Das wars! Ich bin doch viel zu jung zum sterben! heulte er in Gedanken und sprach ein letztes Gebet.

"Hol Feuerholz."

Überrascht riss Jaken seine gelben Glubschaugen auf.
"...was? Oh ja! Sofort! Meister Sesshomaru-sama! Ihr seit zu gütig!"
unter hastigen Verbeugungen nahm der kleine Krötenyokai schleunigst die kurzen Beine in die Hand und flog schon fast in Richtung Wald.
Innerhalb kürzester Zeit brannte das Feuer.
Ah-Uhn hatte sich bereits erhoben und war treu in Richtung Rin getrottet, um sich neben ihr niederzulassen. Die Kleine hatte sich derweil erschöpft auf den Hintern plumsen lassen und sich müde die Augen gerieben.

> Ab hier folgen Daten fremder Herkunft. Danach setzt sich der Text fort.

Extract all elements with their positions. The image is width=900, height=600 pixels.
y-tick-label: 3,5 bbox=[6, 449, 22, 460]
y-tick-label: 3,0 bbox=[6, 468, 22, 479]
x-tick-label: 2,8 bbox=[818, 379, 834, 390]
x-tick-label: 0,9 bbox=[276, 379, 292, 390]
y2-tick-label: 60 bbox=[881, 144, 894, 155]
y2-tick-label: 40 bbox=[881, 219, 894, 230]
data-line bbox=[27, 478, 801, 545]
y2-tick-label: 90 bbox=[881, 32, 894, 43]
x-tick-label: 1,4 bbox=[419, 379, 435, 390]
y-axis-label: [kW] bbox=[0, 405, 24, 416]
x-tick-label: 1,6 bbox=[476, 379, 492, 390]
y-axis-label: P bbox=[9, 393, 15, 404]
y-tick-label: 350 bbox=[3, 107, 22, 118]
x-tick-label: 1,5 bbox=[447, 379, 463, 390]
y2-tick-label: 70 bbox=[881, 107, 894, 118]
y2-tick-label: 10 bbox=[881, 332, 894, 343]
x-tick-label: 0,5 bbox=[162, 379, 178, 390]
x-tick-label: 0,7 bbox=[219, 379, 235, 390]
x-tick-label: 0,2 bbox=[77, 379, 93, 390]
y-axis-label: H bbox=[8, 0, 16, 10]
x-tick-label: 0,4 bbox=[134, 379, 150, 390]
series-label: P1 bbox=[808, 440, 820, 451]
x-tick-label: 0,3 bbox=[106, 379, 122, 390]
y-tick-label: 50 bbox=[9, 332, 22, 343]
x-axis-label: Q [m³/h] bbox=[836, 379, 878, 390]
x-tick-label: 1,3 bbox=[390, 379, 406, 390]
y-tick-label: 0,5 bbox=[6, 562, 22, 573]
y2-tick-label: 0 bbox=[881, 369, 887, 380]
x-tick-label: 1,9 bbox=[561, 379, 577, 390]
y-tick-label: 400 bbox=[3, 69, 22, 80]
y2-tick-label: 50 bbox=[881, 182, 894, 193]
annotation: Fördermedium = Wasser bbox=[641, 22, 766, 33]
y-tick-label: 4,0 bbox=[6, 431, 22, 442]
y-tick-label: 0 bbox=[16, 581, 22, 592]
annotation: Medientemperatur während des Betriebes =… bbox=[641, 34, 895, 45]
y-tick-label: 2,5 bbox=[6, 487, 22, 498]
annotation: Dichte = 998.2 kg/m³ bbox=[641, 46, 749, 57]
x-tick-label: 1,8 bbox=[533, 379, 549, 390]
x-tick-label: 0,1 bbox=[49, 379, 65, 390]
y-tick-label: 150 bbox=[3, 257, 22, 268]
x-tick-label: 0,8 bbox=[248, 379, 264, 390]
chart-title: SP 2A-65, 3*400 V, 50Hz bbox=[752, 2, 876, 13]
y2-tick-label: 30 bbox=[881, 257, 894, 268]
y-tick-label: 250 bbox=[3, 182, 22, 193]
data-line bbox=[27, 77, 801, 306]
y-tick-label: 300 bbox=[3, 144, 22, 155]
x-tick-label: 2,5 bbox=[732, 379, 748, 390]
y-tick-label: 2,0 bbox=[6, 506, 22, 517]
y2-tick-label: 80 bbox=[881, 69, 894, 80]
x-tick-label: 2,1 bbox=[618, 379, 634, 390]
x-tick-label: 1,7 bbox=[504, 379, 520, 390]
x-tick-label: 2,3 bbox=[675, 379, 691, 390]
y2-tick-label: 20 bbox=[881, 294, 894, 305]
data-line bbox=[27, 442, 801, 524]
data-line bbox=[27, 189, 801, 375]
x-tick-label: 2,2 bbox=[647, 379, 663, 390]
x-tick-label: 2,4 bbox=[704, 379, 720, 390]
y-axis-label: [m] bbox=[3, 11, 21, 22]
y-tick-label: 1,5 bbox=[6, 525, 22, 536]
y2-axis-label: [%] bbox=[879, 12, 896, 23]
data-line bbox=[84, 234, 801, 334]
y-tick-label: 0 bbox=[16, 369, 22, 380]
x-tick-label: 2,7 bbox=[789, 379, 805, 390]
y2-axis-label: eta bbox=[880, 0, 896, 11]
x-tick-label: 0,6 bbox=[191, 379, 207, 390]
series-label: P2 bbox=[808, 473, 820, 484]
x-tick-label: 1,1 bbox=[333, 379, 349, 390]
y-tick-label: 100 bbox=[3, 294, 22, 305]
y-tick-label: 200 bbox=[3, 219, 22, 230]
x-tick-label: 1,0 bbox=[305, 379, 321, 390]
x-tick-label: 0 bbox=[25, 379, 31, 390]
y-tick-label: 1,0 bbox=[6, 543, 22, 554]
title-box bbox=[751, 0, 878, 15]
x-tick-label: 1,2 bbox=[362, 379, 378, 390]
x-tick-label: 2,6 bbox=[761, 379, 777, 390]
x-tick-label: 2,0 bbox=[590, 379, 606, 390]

Ein kurzer Blick seitens Sesshomarus genügte ihm, um zu wissen, dass er etwas falsch gemacht hatte.
Schuldbewusst zog er die Köpfe ein. Rin rutschte schon halb schlafend zu dem Zweiköpfigen Drachen heran und kuschelte sich an seinen warmen Bauch während Jaken vor dem Feuer hockte. Kurze Zeit später vernahm Sesshomaru die gleichmäßigen Atemzüge seiner drei Begleiter.
Er würde sie ins Schloss des Westens schicken. Totosai, ein alter Yokaiwaffenschmied und guter Freund seines Vaters, hauste am Rande eines aktiven Vulkans.
Die Hitze zog den feuerspuckenden Greis offenbar an wie Licht die Motten.
Gemächlichen Schrittes schritt er zu einem großen Baum und ließ sich am Stamm nieder. Von hier aus hatte er einen sehr guten Blick über das gesamte Lager und auch die Windrichtung war perfekt. Wenn der Wind sich also nicht drehen würde, wäre niemand in der Lage seiner Nase zu entkommen.
Ein leichter Harzduft lag in der kalten Luft, als Sesshomaru seinen Blick in Richtung Osten lenkte und sein Ziel mit ausdruckslosem Gesicht fixierte.
Die Vulkan-Kette der östlichen Ländereien.